The definition of sound means that the tree will still make a sound. It will create vibrations through the medium that it is in (air).

"For life to exist, it must be interpreted as life. If I burn a paper, it moves, it splits apart, creating more burning papers, and creates offspring of ash, all the while consuming air. But is it alive? Of course it isn't."
You do not define living things by whether it moves. Cars move but they are not living. Living things are determined by whether or not it has functioning cells.

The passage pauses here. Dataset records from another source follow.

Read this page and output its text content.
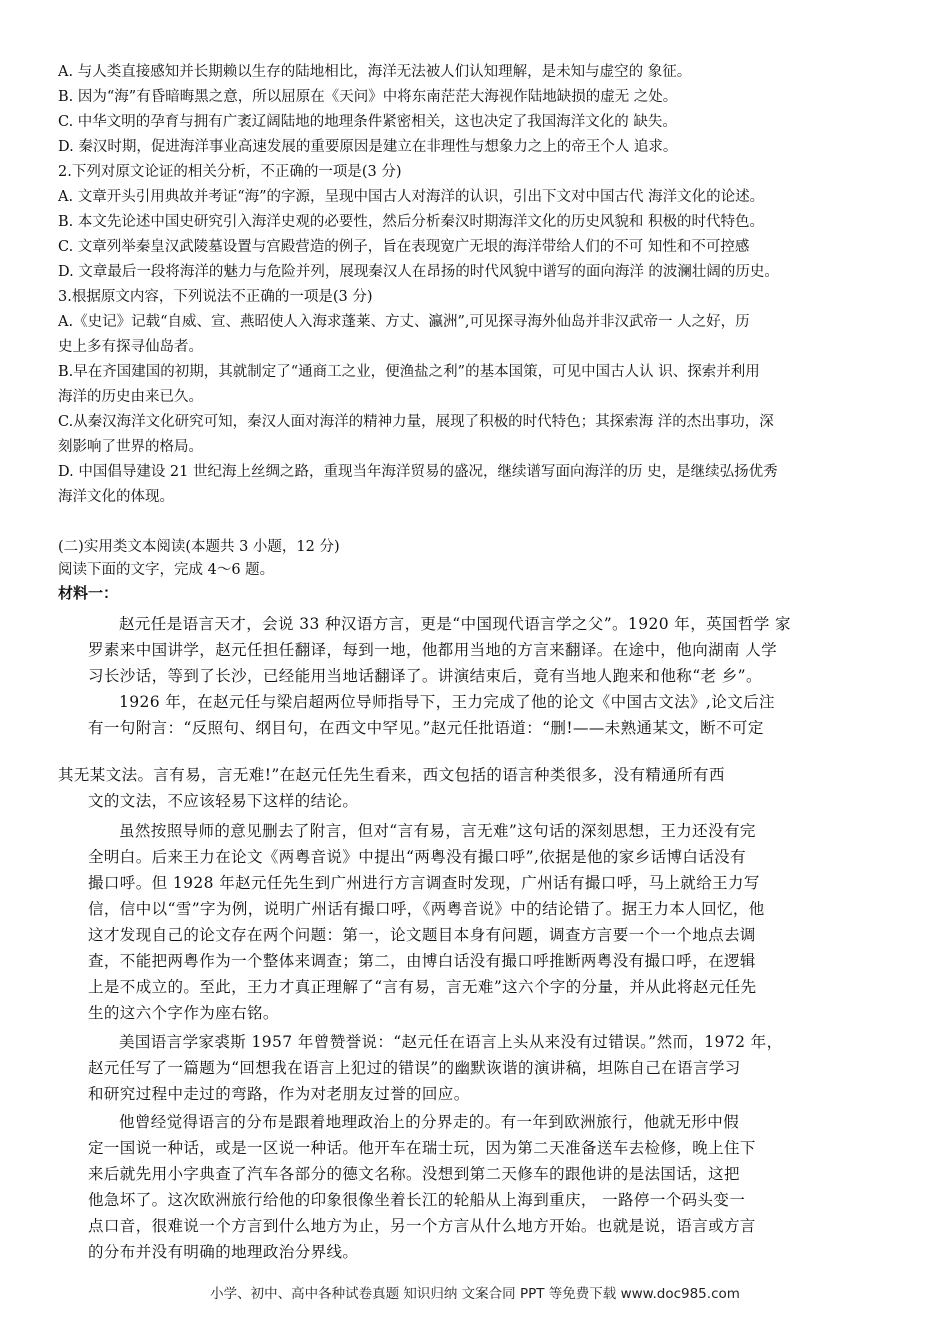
A. 与人类直接感知并长期赖以生存的陆地相比，海洋无法被人们认知理解，是未知与虚空的 象征。

B. 因为“海”有昏暗晦黑之意，所以屈原在《天问》中将东南茫茫大海视作陆地缺损的虚无 之处。

C. 中华文明的孕育与拥有广袤辽阔陆地的地理条件紧密相关，这也决定了我国海洋文化的 缺失。

D. 秦汉时期，促进海洋事业高速发展的重要原因是建立在非理性与想象力之上的帝王个人 追求。

2.下列对原文论证的相关分析，不正确的一项是(3 分)

A. 文章开头引用典故并考证“海”的字源，呈现中国古人对海洋的认识，引出下文对中国古代 海洋文化的论述。

B. 本文先论述中国史研究引入海洋史观的必要性，然后分析秦汉时期海洋文化的历史风貌和 积极的时代特色。

C. 文章列举秦皇汉武陵墓设置与宫殿营造的例子，旨在表现宽广无垠的海洋带给人们的不可 知性和不可控感

D. 文章最后一段将海洋的魅力与危险并列，展现秦汉人在昂扬的时代风貌中谱写的面向海洋 的波澜壮阔的历史。

3.根据原文内容，下列说法不正确的一项是(3 分)

A.《史记》记载“自威、宣、燕昭使人入海求蓬莱、方丈、瀛洲”,可见探寻海外仙岛并非汉武帝一 人之好，历

史上多有探寻仙岛者。

B.早在齐国建国的初期，其就制定了“通商工之业，便渔盐之利”的基本国策，可见中国古人认 识、探索并利用

海洋的历史由来已久。

C.从秦汉海洋文化研究可知，秦汉人面对海洋的精神力量，展现了积极的时代特色；其探索海 洋的杰出事功，深

刻影响了世界的格局。

D. 中国倡导建设 21 世纪海上丝绸之路，重现当年海洋贸易的盛况，继续谱写面向海洋的历 史，是继续弘扬优秀

海洋文化的体现。

(二)实用类文本阅读(本题共 3 小题，12 分)

阅读下面的文字，完成 4～6 题。

材料一：

赵元任是语言天才，会说 33 种汉语方言，更是“中国现代语言学之父”。1920 年，英国哲学 家

罗素来中国讲学，赵元任担任翻译，每到一地，他都用当地的方言来翻译。在途中，他向湖南 人学

习长沙话，等到了长沙，已经能用当地话翻译了。讲演结束后，竟有当地人跑来和他称“老 乡”。

1926 年，在赵元任与梁启超两位导师指导下，王力完成了他的论文《中国古文法》,论文后注

有一句附言：“反照句、纲目句，在西文中罕见。”赵元任批语道：“删!——未熟通某文，断不可定

其无某文法。言有易，言无难!”在赵元任先生看来，西文包括的语言种类很多，没有精通所有西

文的文法，不应该轻易下这样的结论。

虽然按照导师的意见删去了附言，但对“言有易，言无难”这句话的深刻思想，王力还没有完

全明白。后来王力在论文《两粤音说》中提出“两粤没有撮口呼”,依据是他的家乡话博白话没有

撮口呼。但 1928 年赵元任先生到广州进行方言调查时发现，广州话有撮口呼，马上就给王力写

信，信中以“雪”字为例，说明广州话有撮口呼，《两粤音说》中的结论错了。据王力本人回忆，他

这才发现自己的论文存在两个问题：第一，论文题目本身有问题，调查方言要一个一个地点去调

查，不能把两粤作为一个整体来调查；第二，由博白话没有撮口呼推断两粤没有撮口呼，在逻辑

上是不成立的。至此，王力才真正理解了“言有易，言无难”这六个字的分量，并从此将赵元任先

生的这六个字作为座右铭。

美国语言学家裘斯 1957 年曾赞誉说：“赵元任在语言上头从来没有过错误。”然而，1972 年，

赵元任写了一篇题为“回想我在语言上犯过的错误”的幽默诙谐的演讲稿，坦陈自己在语言学习

和研究过程中走过的弯路，作为对老朋友过誉的回应。

他曾经觉得语言的分布是跟着地理政治上的分界走的。有一年到欧洲旅行，他就无形中假

定一国说一种话，或是一区说一种话。他开车在瑞士玩，因为第二天准备送车去检修，晚上住下

来后就先用小字典查了汽车各部分的德文名称。没想到第二天修车的跟他讲的是法国话，这把

他急坏了。这次欧洲旅行给他的印象很像坐着长江的轮船从上海到重庆， 一路停一个码头变一

点口音，很难说一个方言到什么地方为止，另一个方言从什么地方开始。也就是说，语言或方言

的分布并没有明确的地理政治分界线。

小学、初中、高中各种试卷真题 知识归纳 文案合同 PPT 等免费下载 www.doc985.com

"So you cannot assume that life exists just because there is an environment to support it."
Actually you can. It is reasonable to believe that there is life in places where the environment can support life.
Debate Round No. 3
jajkalope105

Pro

jajkalope105 forfeited this round.
TheRussian

Con

I have nothing to refute.
Debate Round No. 4
jajkalope105

Pro

jajkalope105 forfeited this round.
TheRussian

Con

Thank you for the debate.
Debate Round No. 5
1 comment has been posted on this debate.
Posted by Elijahhill97 2 years ago
Elijahhill97
if you change your topic sentence I will accept. Your topic makes it in favor of you.
1 votes has been placed for this debate.
Vote Placed by iamanatheistandthisiswhy 2 years ago
iamanatheistandthisiswhy
jajkalope105TheRussian
Who won the debate:-Vote Checkmark
Reasons for voting decision: I am sad Pro decided to forfeit, although at that point Con was winning the debate anyways. So while disappointing I think Con still would have won. Interesting arguments Con used and Pro could have made a better resolution or a stronger case for aliens not existing.